AICIS+ 2025: Islam, Ekoteologi, dan Transformasi Teknologi Menuju Masa Depan Berkelanjutan
Abadi Wijaya Rabu, 29 Oktober 2025 . in Berita . 366 views
10276_aiciss.jpeg

MALIKI ISLAMIC UNIVERSITY, Depok – Kementerian Agama RI kembali menggelar Annual International Conference on Islam, Science, and Society (AICIS+) 2025, konferensi bergengsi yang mempertemukan ilmuwan lintas disiplin dari berbagai penjuru dunia. Gelaran ke-24 ini berlangsung di Universitas Islam Internasional Indonesia (UIII), Depok, pada 29–31 Oktober 2025, dengan mengusung tema besar “Islam, Ecotheology, and Technological Transformation: Multidisciplinary Innovations for an Equitable and Sustainable Future.”

Mengangkat isu-isu global terkini seperti ekoteologi, transformasi teknologi, dan keberlanjutan sosial, AICIS+ 2025 menghadirkan ruang diskusi terbuka bagi para akademisi, peneliti, dan praktisi dari berbagai latar belakang untuk menggagas inovasi berbasis nilai-nilai Islam.

Direktur Jenderal Pendidikan Islam Kemenag, Prof. Amien Suyitno, menyampaikan bahwa AICIS+ tahun ini menjadi yang paling selektif sepanjang sejarah penyelenggaraannya.
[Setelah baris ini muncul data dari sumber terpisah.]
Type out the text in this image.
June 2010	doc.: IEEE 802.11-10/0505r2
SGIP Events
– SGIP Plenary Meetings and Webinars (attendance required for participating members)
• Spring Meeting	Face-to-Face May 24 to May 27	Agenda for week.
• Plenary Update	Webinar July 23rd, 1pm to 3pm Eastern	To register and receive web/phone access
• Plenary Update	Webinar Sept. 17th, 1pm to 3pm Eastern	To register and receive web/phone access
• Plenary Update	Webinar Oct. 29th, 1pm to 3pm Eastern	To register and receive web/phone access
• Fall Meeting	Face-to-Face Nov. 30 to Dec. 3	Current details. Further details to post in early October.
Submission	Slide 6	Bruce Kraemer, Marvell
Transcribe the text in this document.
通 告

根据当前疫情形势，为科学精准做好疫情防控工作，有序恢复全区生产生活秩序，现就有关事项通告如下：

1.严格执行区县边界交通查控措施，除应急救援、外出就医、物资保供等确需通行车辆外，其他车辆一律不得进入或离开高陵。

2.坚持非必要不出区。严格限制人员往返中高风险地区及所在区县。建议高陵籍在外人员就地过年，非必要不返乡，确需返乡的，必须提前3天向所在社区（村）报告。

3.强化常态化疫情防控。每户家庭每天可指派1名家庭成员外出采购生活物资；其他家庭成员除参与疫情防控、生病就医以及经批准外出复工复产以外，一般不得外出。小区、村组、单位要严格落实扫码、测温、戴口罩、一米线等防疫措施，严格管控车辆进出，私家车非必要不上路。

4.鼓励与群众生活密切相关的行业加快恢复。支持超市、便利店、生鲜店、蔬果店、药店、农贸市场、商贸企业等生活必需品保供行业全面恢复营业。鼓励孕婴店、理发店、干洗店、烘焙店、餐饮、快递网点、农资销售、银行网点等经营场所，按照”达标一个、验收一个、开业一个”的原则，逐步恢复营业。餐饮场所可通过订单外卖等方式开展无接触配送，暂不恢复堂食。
“Tahun ini kami menerima lebih dari 2.400 abstrak dari 31 negara, namun hanya 230 yang diterima. Ini menunjukkan bahwa minat terhadap AICIS terus meningkat, sekaligus menandakan kualitasnya yang semakin kompetitif,” ungkap Amien dalam konferensi pers di Kampus UIII, Senin, 29 Oktober 2025.
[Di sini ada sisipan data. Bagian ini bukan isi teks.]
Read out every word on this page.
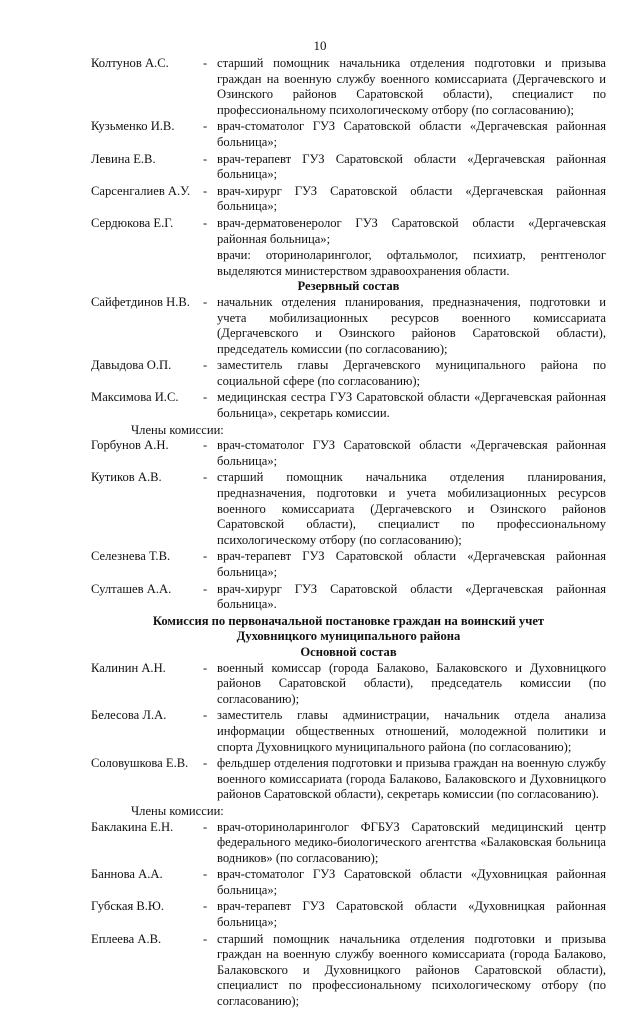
10
Колтунов А.С.	- старший помощник начальника отделения подготовки и призыва граждан на военную службу военного комиссариата (Дергачевского и Озинского районов Саратовской области), специалист по профессиональному психологическому отбору (по согласованию);
Кузьменко И.В.	- врач-стоматолог ГУЗ Саратовской области «Дергачевская районная больница»;
Левина Е.В.	- врач-терапевт ГУЗ Саратовской области «Дергачевская районная больница»;
Сарсенгалиев А.У.	- врач-хирург ГУЗ Саратовской области «Дергачевская районная больница»;
Сердюкова Е.Г.	- врач-дерматовенеролог ГУЗ Саратовской области «Дергачевская районная больница»;
врачи: оториноларинголог, офтальмолог, психиатр, рентгенолог выделяются министерством здравоохранения области.
Резервный состав
Сайфетдинов Н.В.	- начальник отделения планирования, предназначения, подготовки и учета мобилизационных ресурсов военного комиссариата (Дергачевского и Озинского районов Саратовской области), председатель комиссии (по согласованию);
Давыдова О.П.	- заместитель главы Дергачевского муниципального района по социальной сфере (по согласованию);
Максимова И.С.	- медицинская сестра ГУЗ Саратовской области «Дергачевская районная больница», секретарь комиссии.
Члены комиссии:
Горбунов А.Н.	- врач-стоматолог ГУЗ Саратовской области «Дергачевская районная больница»;
Кутиков А.В.	- старший помощник начальника отделения планирования, предназначения, подготовки и учета мобилизационных ресурсов военного комиссариата (Дергачевского и Озинского районов Саратовской области), специалист по профессиональному психологическому отбору (по согласованию);
Селезнева Т.В.	- врач-терапевт ГУЗ Саратовской области «Дергачевская районная больница»;
Султашев А.А.	- врач-хирург ГУЗ Саратовской области «Дергачевская районная больница».
Комиссия по первоначальной постановке граждан на воинский учет
Духовницкого муниципального района
Основной состав
Калинин А.Н.	- военный комиссар (города Балаково, Балаковского и Духовницкого районов Саратовской области), председатель комиссии (по согласованию);
Белесова Л.А.	- заместитель главы администрации, начальник отдела анализа информации общественных отношений, молодежной политики и спорта Духовницкого муниципального района (по согласованию);
Соловушкова Е.В.	- фельдшер отделения подготовки и призыва граждан на военную службу военного комиссариата (города Балаково, Балаковского и Духовницкого районов Саратовской области), секретарь комиссии (по согласованию).
Члены комиссии:
Баклакина Е.Н.	- врач-оториноларинголог ФГБУЗ Саратовский медицинский центр федерального медико-биологического агентства «Балаковская больница водников» (по согласованию);
Баннова А.А.	- врач-стоматолог ГУЗ Саратовской области «Духовницкая районная больница»;
Губская В.Ю.	- врач-терапевт ГУЗ Саратовской области «Духовницкая районная больница»;
Еплеева А.В.	- старший помощник начальника отделения подготовки и призыва граждан на военную службу военного комиссариата (города Балаково, Балаковского и Духовницкого районов Саратовской области), специалист по профессиональному психологическому отбору (по согласованию);
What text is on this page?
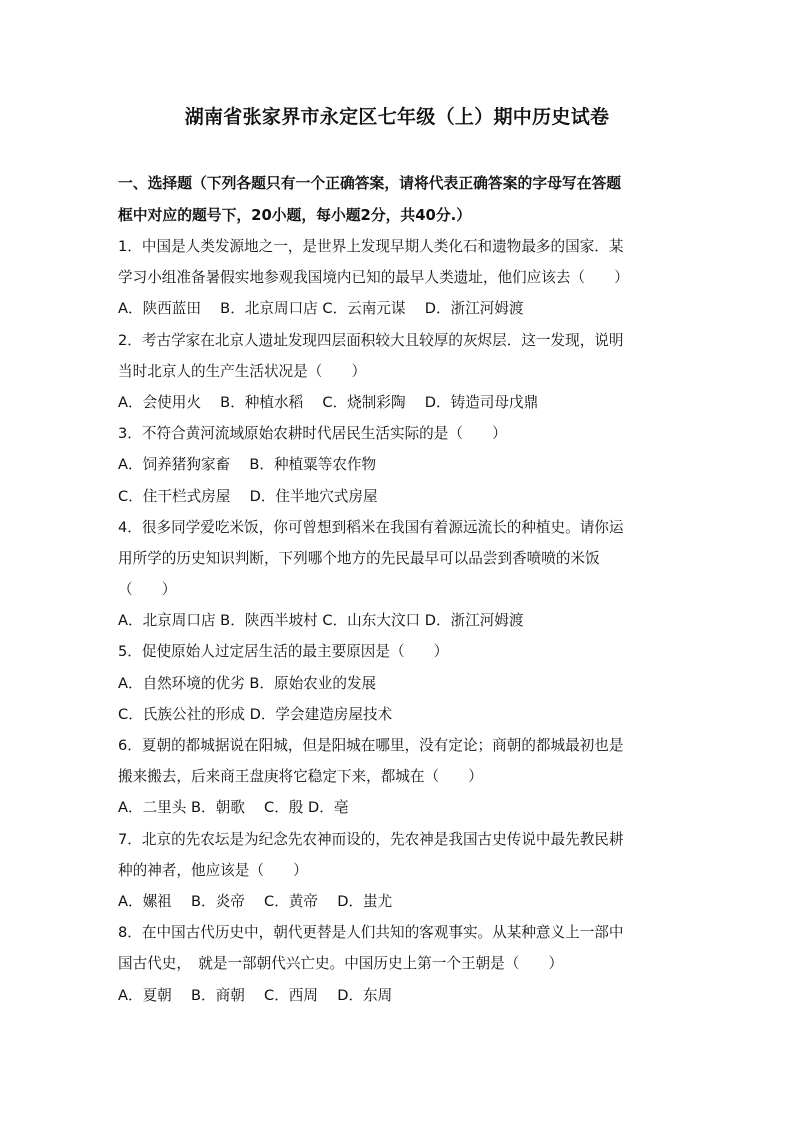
湖南省张家界市永定区七年级（上）期中历史试卷
一、选择题（下列各题只有一个正确答案，请将代表正确答案的字母写在答题
框中对应的题号下，20小题，每小题2分，共40分.）
1．中国是人类发源地之一，是世界上发现早期人类化石和遗物最多的国家．某
学习小组准备暑假实地参观我国境内已知的最早人类遗址，他们应该去（　　）
A．陕西蓝田　 B．北京周口店 C．云南元谋　 D．浙江河姆渡
2．考古学家在北京人遗址发现四层面积较大且较厚的灰烬层．这一发现，说明
当时北京人的生产生活状况是（　　）
A．会使用火　 B．种植水稻　 C．烧制彩陶　 D．铸造司母戊鼎
3．不符合黄河流域原始农耕时代居民生活实际的是（　　）
A．饲养猪狗家畜　 B．种植粟等农作物
C．住干栏式房屋　 D．住半地穴式房屋
4．很多同学爱吃米饭，你可曾想到稻米在我国有着源远流长的种植史。请你运
用所学的历史知识判断，下列哪个地方的先民最早可以品尝到香喷喷的米饭
（　　）
A．北京周口店 B．陕西半坡村 C．山东大汶口 D．浙江河姆渡
5．促使原始人过定居生活的最主要原因是（　　）
A．自然环境的优劣 B．原始农业的发展
C．氏族公社的形成 D．学会建造房屋技术
6．夏朝的都城据说在阳城，但是阳城在哪里，没有定论；商朝的都城最初也是
搬来搬去，后来商王盘庚将它稳定下来，都城在（　　）
A．二里头 B．朝歌　 C．殷 D．亳
7．北京的先农坛是为纪念先农神而设的，先农神是我国古史传说中最先教民耕
种的神者，他应该是（　　）
A．嫘祖　 B．炎帝　 C．黄帝　 D．蚩尤
8．在中国古代历史中，朝代更替是人们共知的客观事实。从某种意义上一部中
国古代史，　就是一部朝代兴亡史。中国历史上第一个王朝是（　　）
A．夏朝　 B．商朝　 C．西周　 D．东周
Menurutnya, keberagaman partisipan dan topik penelitian yang dikirimkan menandakan reputasi AICIS yang semakin diakui di kancah internasional. “Ini merupakan capaian luar biasa. AICIS kini menjadi magnet akademik yang mempertemukan berbagai pemikiran lintas bangsa dan lintas disiplin,” tambahnya.

Tak hanya menjadi ajang ilmuwan kampus, AICIS+ 2025 juga menampilkan Riset Expo, sebuah inovasi baru yang memamerkan karya penelitian dari madrasah unggulan hingga perguruan tinggi.
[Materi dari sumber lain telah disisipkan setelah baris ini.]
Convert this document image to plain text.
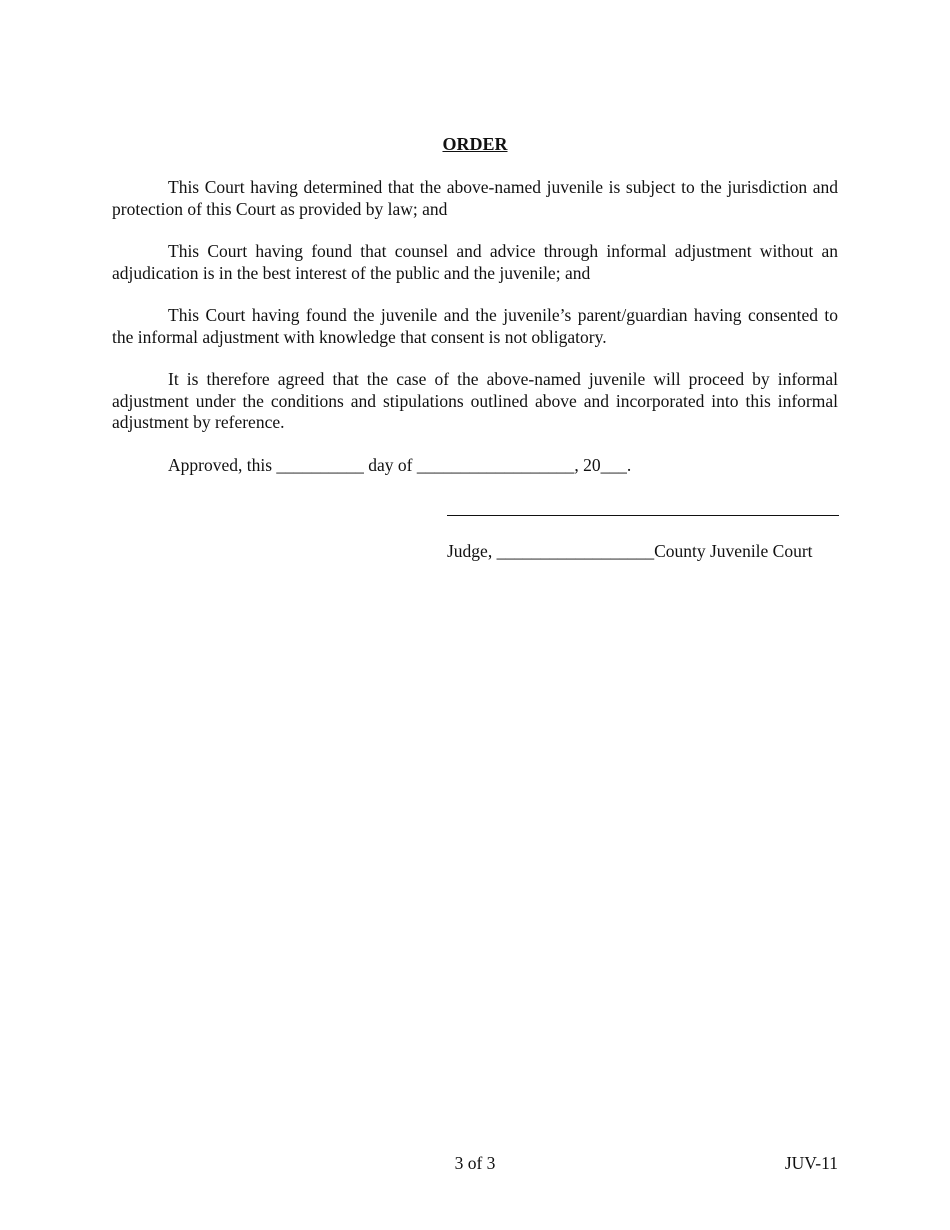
ORDER

This Court having determined that the above-named juvenile is subject to the jurisdiction and protection of this Court as provided by law; and

This Court having found that counsel and advice through informal adjustment without an adjudication is in the best interest of the public and the juvenile; and

This Court having found the juvenile and the juvenile’s parent/guardian having consented to the informal adjustment with knowledge that consent is not obligatory.

It is therefore agreed that the case of the above-named juvenile will proceed by informal adjustment under the conditions and stipulations outlined above and incorporated into this informal adjustment by reference.

Approved, this __________ day of __________________, 20___.
Judge, __________________County Juvenile Court
3 of 3	JUV-11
“Nanti peserta bisa melihat langsung hasil riset anak-anak madrasah, misalnya tentang cara menjadi ibu yang tetap slim, atau minuman herbal yang membuat bapak-bapak awet muda. Semuanya hasil riset orisinal dan ilmiah,” terang Amien sambil tersenyum.

Ia menegaskan bahwa beberapa riset siswa madrasah sudah siap dipublikasikan di jurnal terindeks Scopus. “Ini menunjukkan bahwa madrasah kita sudah melahirkan peneliti-peneliti muda yang potensial dan inovatif,” tegasnya.

Sementara itu, Rektor UIII, Prof. Jamhari, menilai AICIS+ 2025 sebagai ajang kolaborasi ilmuwan lintas negara dan lintas agama.

“Pembicaranya tidak hanya dari kalangan Muslim, tetapi juga dari berbagai agama dan latar belakang lain. Peserta dan pembicara datang dari empat benua,” ujarnya.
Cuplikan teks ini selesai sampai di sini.